Crônica diária cria o problema diário da vaidade, balão que se entumece ou esvazia ao sopro cálido do elogio ou ao bafo danoso da censura.

Esse não é o nosso jeito de escrever: entra nele um pouco da ênfase frouxa de uma gripe funesta. Mas, como dizíamos, crônica diária cria o problema diário da vaidade, e a vaidade costuma talhar temperamentos mais diversos, inclusive a modalidade dos cronistas de todo indiferentes às críticas e louvores. É o tipo extremo, uma espécie de desespero da vaidade. O tipo contrário será talvez o do escritor que prefere o elogio mentiroso, convencional ou calculista, a uma crítica honesta e procedente. Antes de darmos opinião sobre o que escreveram, tomamos todas as precauções para que a boca se abra somente para gabar, que se mantenha fechada no caso de alguma dúvida ou troque a repreensão em um sorriso amigável: Se desembolsam um poema, eles nos subornam antes com elogios a nosso último artigo, ou à nossa gravata, invocam a autoridade dos maiores dizendo que Manuel Bandeira gostou muito do poema em apreço e, sobretudo, põem uma tal doçura angustiada no olhar que o nosso espírito crítico falece, o nosso feroz desejo de destroçar o fulano se transforma em ternura.

Até aqui, a vaidade; relacionada a ela, uma explicação.

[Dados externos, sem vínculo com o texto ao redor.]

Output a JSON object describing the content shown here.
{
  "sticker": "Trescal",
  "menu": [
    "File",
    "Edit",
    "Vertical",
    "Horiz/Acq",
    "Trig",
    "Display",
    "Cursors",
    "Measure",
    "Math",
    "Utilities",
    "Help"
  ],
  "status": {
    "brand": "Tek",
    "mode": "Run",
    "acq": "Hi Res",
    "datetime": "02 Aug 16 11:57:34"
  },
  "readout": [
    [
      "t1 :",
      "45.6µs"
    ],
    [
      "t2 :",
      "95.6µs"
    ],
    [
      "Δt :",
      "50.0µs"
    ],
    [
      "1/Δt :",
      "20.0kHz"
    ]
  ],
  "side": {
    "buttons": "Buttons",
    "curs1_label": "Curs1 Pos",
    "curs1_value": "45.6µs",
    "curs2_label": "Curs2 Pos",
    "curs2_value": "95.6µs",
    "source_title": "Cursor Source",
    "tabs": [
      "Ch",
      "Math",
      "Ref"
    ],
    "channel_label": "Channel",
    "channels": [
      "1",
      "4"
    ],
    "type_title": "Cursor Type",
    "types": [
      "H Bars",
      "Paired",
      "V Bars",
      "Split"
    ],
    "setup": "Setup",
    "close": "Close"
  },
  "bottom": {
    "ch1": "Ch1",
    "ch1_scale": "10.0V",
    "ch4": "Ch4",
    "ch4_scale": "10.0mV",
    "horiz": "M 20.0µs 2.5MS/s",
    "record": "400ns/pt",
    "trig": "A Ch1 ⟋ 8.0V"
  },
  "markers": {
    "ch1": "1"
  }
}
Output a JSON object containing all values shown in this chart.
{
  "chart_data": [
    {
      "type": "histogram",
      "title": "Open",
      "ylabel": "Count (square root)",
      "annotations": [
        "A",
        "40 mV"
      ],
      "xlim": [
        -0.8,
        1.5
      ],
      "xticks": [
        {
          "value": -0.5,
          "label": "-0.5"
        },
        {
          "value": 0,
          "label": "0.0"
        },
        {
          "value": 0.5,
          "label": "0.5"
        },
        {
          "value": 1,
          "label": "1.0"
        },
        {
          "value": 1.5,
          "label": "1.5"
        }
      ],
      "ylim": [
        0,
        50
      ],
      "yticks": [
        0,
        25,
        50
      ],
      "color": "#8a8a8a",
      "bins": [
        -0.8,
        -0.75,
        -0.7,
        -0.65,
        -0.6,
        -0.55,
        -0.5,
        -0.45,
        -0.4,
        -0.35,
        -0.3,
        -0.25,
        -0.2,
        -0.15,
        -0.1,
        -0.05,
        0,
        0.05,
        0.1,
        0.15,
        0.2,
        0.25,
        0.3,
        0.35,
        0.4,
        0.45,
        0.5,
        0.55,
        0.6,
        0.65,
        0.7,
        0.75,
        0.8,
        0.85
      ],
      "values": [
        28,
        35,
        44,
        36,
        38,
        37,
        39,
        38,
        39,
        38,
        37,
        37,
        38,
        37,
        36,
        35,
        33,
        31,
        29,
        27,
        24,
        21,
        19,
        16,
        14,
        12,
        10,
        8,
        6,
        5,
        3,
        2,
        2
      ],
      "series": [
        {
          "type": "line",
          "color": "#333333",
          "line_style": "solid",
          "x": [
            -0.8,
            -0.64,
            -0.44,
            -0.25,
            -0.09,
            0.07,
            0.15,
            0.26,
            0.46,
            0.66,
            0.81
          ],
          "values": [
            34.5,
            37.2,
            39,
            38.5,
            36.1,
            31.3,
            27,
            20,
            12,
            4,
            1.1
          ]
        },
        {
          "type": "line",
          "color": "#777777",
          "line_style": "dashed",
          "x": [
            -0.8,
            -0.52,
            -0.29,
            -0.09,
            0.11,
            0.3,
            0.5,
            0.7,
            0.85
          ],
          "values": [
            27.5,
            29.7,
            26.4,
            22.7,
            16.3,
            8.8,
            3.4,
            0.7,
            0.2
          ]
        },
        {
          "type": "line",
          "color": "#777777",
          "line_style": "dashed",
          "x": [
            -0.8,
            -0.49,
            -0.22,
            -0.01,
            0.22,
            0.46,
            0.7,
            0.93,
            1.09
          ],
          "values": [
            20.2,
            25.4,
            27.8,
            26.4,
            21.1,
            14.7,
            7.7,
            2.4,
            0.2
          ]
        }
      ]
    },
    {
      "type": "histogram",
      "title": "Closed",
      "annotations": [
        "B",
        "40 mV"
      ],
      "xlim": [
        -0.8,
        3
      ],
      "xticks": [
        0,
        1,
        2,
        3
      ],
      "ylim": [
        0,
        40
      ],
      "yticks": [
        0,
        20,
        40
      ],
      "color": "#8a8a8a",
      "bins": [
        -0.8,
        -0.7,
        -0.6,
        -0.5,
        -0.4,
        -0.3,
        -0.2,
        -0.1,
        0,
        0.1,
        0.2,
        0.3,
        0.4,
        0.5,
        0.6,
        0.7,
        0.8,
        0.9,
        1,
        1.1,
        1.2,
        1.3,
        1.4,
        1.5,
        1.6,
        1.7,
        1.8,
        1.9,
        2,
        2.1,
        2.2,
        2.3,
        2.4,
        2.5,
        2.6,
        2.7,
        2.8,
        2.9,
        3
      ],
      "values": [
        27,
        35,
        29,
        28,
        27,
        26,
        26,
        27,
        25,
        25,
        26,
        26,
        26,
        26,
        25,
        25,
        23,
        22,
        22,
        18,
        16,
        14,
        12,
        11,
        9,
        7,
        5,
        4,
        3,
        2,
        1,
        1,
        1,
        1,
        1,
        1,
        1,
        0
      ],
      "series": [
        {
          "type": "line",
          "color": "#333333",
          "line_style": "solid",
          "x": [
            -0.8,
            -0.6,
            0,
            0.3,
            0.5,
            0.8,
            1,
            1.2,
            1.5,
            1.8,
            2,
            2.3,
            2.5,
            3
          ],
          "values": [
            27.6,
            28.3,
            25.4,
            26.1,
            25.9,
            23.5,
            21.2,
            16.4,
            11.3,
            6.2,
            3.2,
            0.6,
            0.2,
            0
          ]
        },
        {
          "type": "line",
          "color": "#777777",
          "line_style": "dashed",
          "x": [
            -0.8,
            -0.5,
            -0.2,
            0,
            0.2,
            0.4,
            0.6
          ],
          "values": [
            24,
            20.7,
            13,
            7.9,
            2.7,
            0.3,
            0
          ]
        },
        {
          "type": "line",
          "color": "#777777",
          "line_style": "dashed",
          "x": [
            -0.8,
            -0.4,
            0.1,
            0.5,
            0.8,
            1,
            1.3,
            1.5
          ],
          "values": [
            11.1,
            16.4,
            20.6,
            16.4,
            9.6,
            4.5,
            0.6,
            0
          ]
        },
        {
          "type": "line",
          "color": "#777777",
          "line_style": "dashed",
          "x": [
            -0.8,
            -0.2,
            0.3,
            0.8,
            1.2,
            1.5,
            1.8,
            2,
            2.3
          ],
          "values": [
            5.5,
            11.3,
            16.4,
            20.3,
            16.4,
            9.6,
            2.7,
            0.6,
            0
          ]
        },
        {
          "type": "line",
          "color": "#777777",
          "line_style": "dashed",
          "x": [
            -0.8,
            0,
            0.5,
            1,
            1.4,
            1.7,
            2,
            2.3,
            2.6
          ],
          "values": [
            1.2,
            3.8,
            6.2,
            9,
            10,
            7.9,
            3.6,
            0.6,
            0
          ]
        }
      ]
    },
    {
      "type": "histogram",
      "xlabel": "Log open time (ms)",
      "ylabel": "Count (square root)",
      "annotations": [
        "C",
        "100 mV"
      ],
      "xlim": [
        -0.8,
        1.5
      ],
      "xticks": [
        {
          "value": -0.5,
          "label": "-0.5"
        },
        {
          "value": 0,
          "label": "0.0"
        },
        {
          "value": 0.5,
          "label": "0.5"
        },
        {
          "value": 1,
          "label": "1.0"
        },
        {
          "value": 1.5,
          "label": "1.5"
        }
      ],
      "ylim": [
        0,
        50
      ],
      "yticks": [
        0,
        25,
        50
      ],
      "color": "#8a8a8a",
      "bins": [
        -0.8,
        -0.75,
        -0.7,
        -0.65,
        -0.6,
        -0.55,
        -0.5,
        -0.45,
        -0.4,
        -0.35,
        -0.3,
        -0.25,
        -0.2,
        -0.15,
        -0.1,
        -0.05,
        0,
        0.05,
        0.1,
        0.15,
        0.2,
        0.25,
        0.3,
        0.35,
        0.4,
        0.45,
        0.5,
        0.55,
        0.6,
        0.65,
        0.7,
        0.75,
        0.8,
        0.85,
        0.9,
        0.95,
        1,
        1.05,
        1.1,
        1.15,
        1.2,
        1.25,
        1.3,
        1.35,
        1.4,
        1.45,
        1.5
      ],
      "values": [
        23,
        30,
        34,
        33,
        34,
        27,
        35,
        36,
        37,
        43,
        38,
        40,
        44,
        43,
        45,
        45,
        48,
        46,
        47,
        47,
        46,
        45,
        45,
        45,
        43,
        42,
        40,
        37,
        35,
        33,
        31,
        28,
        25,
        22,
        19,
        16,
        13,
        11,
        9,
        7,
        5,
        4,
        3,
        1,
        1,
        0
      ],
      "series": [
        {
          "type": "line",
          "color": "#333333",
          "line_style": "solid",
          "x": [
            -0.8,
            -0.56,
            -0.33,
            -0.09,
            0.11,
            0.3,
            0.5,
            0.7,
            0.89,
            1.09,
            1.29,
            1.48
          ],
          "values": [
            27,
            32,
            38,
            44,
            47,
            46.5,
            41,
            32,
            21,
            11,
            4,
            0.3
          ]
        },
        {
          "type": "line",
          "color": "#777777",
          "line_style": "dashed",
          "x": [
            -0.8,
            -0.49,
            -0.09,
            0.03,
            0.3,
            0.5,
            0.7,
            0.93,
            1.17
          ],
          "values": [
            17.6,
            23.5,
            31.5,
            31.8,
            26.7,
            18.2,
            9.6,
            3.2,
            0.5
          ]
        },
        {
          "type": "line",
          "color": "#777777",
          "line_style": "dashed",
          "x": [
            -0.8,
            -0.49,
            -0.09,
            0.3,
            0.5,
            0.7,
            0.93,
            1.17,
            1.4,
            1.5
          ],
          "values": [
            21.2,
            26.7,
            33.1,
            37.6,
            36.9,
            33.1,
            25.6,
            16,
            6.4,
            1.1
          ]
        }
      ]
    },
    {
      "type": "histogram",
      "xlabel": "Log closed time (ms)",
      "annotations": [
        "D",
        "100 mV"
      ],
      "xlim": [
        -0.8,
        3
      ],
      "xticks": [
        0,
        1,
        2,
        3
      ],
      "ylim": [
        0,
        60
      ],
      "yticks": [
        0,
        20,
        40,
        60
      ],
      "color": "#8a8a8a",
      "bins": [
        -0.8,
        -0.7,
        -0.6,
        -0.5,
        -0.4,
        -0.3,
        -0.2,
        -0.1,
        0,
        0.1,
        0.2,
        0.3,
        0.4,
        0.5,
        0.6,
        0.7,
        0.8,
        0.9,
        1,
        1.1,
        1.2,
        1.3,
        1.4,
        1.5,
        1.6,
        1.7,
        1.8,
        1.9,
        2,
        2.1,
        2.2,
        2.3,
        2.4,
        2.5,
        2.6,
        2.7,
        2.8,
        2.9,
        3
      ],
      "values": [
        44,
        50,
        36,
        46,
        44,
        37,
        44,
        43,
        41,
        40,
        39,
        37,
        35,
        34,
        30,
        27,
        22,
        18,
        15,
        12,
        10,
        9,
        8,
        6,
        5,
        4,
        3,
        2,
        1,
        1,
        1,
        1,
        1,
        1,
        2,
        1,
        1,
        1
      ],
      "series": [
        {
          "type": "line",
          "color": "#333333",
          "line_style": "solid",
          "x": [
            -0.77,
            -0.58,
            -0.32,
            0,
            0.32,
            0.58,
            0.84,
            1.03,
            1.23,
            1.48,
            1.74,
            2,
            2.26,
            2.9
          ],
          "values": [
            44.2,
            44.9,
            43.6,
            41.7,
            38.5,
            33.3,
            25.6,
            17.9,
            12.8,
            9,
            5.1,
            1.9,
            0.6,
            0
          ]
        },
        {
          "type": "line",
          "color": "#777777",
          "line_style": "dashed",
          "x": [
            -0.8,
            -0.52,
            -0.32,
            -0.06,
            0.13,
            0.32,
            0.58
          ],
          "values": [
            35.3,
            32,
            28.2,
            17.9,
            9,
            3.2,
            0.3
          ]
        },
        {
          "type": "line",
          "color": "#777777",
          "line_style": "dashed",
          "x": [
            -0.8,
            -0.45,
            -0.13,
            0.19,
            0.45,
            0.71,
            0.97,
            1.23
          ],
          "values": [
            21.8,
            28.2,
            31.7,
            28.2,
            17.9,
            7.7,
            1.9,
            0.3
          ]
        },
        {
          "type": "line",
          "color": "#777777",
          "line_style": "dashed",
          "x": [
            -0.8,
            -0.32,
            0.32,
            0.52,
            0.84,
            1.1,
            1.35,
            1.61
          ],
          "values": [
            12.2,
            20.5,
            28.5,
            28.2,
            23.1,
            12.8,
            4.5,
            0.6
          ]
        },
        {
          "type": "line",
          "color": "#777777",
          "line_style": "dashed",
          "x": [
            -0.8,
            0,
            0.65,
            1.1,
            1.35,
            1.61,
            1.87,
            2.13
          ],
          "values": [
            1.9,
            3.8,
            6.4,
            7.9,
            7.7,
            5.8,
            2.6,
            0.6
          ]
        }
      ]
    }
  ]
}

Vieram dizer-nos que as nossas crônicas estavam muito à margem de. Lógico, rapaz. Ainda não nos foi possível engrenar na vida teatral do Rio; depois que iniciamos a seção, só nos foi dado assistir à uma estreia: sem assunto, a crônica não anda e só pode aborrecer o leitor e a nós. Mais tarde, haja material, seremos tão objetivos e a propósito quanto pudermos. Esperando que a supracitada gripe, mãe da leviandade jornalística, tenha ido embora.